While it is not my place to tell MSF how to conduct its affairs, I would say that their internal plurality of opinion is not necessarily a virtue: if they cannot agree on certain matters of principle about bearing witness, then the wise option might be simply to refrain, as ICRC do. At any rate, some of their internal philosophical debate strikes this reader as unhelpfully verbose and analytically unclear. More specifically relating to Syria, it is reasonable to believe that the geopolitics of the region and the machinations of its various protagonists are as complex and challenging, in their way, as are the medical emergencies in a war zone. Even the most judicious political analyst would not be much use in dealing with the latter. The people in MSF offices might reflect on whether the converse does not also apply.

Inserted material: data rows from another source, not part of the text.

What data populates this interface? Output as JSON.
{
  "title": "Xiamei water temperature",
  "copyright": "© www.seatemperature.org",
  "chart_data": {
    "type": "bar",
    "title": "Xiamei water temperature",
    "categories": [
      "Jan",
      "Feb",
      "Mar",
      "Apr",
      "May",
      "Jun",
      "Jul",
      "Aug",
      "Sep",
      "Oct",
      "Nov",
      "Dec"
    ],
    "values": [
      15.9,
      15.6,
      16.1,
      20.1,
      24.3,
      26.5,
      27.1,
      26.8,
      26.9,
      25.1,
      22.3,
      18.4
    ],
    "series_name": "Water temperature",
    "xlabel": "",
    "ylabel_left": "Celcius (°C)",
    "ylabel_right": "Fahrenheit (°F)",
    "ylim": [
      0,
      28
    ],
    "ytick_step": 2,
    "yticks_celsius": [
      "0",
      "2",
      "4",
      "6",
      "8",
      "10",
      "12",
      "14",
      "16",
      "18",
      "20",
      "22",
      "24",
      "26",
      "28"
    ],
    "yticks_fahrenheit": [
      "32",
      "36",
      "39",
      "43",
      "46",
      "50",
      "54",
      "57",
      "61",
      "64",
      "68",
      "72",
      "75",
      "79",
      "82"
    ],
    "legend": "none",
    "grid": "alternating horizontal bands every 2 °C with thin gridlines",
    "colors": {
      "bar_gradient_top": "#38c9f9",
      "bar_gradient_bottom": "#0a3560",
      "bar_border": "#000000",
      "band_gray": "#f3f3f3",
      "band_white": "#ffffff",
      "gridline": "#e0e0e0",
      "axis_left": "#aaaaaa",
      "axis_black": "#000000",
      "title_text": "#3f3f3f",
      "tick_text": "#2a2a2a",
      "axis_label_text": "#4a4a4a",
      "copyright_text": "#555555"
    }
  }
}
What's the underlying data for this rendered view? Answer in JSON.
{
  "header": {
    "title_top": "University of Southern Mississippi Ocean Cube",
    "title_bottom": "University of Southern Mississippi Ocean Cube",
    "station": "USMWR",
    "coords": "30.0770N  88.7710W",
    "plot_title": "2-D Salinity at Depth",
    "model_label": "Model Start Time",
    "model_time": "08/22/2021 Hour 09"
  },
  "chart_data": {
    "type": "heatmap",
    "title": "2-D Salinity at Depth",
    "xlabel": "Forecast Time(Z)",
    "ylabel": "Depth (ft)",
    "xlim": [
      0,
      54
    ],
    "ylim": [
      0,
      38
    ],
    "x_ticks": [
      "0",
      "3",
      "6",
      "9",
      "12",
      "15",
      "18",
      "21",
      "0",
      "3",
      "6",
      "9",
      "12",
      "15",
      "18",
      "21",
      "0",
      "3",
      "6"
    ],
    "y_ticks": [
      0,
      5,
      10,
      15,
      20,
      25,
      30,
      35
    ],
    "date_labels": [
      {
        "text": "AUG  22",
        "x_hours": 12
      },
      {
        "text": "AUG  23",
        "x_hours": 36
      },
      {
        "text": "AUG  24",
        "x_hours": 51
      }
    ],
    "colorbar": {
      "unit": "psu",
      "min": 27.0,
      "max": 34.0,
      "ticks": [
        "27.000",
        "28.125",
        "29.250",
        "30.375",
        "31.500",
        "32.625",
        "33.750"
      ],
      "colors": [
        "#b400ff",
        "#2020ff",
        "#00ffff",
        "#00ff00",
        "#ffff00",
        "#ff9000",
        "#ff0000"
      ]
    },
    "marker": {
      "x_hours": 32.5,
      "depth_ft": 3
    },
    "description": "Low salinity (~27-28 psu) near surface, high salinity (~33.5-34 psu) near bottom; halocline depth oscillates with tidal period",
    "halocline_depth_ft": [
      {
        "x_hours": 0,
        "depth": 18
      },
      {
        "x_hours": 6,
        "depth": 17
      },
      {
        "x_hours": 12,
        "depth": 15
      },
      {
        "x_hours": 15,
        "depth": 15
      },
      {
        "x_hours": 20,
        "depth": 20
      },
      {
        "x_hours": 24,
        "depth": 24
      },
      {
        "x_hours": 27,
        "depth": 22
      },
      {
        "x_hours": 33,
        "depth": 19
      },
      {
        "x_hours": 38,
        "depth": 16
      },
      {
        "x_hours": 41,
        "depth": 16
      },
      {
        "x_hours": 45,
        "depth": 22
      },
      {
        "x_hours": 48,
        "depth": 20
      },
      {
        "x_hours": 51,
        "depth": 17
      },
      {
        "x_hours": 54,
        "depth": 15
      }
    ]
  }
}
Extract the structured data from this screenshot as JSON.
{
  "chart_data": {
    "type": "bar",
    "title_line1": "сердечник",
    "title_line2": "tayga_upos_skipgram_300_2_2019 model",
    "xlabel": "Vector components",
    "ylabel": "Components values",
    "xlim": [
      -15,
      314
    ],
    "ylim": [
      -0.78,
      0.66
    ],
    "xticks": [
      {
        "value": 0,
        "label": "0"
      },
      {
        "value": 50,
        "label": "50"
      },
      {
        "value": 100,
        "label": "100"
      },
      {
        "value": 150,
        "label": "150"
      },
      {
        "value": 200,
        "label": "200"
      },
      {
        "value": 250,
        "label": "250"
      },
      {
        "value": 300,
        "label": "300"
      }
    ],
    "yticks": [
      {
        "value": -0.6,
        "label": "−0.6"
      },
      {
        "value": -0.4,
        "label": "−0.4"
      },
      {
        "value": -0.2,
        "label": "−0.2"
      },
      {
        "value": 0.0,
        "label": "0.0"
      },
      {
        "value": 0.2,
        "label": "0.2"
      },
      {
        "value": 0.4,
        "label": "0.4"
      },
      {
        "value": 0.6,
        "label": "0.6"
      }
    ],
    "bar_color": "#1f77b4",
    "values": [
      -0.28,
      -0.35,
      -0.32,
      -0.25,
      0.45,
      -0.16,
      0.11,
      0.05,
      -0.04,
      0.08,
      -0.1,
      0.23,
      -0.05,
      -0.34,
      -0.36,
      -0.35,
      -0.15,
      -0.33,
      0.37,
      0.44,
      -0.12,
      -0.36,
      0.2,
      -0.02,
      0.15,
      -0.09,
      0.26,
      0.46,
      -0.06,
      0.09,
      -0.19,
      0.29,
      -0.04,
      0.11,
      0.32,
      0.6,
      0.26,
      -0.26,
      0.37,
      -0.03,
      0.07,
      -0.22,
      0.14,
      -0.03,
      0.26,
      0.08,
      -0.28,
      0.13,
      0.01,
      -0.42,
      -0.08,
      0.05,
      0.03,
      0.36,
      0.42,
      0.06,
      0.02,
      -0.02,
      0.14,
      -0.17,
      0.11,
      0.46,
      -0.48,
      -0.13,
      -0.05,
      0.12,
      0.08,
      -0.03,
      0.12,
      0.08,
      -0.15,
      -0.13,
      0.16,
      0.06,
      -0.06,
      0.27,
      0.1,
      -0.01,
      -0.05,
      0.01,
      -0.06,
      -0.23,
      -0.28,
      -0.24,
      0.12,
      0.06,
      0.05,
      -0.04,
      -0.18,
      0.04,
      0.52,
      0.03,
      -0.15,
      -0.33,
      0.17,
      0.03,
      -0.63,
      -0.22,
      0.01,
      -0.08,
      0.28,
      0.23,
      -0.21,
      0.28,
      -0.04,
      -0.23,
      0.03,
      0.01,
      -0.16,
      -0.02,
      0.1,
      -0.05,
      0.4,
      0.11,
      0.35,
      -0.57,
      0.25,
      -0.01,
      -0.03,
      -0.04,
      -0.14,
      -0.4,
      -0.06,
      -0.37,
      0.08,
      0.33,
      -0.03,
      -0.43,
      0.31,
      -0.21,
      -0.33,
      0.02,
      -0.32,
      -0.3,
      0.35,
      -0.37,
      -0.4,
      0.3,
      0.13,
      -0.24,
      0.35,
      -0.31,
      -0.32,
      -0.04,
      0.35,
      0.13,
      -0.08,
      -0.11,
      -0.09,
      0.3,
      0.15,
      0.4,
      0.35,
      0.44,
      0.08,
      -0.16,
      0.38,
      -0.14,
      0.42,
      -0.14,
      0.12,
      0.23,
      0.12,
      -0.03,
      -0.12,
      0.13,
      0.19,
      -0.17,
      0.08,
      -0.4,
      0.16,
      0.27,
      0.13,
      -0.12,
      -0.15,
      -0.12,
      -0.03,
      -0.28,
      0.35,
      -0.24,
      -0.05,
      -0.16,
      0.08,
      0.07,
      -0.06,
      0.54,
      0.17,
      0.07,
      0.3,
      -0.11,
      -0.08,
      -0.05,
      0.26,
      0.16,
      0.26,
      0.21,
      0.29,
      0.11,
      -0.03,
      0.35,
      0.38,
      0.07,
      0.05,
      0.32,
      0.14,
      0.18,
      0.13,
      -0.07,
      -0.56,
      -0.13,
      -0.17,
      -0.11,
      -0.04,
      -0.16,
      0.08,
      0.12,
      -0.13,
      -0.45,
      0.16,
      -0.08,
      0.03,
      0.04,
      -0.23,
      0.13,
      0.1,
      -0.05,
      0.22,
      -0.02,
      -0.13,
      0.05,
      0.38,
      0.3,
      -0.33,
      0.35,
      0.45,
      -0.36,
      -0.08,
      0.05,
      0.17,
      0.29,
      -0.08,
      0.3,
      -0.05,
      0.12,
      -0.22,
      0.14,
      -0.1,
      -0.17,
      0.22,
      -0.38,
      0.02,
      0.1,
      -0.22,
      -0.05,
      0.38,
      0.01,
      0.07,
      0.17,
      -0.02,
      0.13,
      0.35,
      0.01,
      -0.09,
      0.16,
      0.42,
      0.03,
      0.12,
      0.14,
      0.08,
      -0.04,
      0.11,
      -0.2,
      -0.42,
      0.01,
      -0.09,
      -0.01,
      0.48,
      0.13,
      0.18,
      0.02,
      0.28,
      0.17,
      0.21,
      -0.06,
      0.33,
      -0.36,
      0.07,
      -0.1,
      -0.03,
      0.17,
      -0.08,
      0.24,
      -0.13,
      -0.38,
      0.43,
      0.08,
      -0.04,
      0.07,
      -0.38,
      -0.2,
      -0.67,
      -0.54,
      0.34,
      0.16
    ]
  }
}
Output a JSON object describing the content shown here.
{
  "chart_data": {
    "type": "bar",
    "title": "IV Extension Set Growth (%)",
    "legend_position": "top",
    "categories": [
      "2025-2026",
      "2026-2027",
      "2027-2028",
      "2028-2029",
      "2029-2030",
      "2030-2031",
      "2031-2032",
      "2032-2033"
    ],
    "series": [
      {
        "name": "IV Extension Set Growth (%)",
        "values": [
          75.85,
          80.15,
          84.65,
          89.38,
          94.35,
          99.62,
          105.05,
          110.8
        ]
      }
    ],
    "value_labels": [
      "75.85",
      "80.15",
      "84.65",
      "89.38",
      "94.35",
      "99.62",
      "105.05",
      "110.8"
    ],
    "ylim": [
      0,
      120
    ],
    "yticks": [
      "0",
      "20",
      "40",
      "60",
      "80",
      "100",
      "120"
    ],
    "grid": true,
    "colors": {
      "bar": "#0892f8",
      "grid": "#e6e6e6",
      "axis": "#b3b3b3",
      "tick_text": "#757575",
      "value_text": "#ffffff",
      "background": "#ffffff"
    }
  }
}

We are not in a position to know if Syria or Russia should answer any charges in respect of the conduct of war. We do know that their enemies must, and, more crucially, that they face the more fundamental charge of having attacked Syria and its people without just cause.
I find a rather bitter irony in the MSF position that they distinguish themselves from the ICRC in not being willing to patch up victims simply in order to make possible further harm to them; for that could be said to be what they are doing by wishing that a sovereign people should not use full lethal force against merciless invaders on its soil.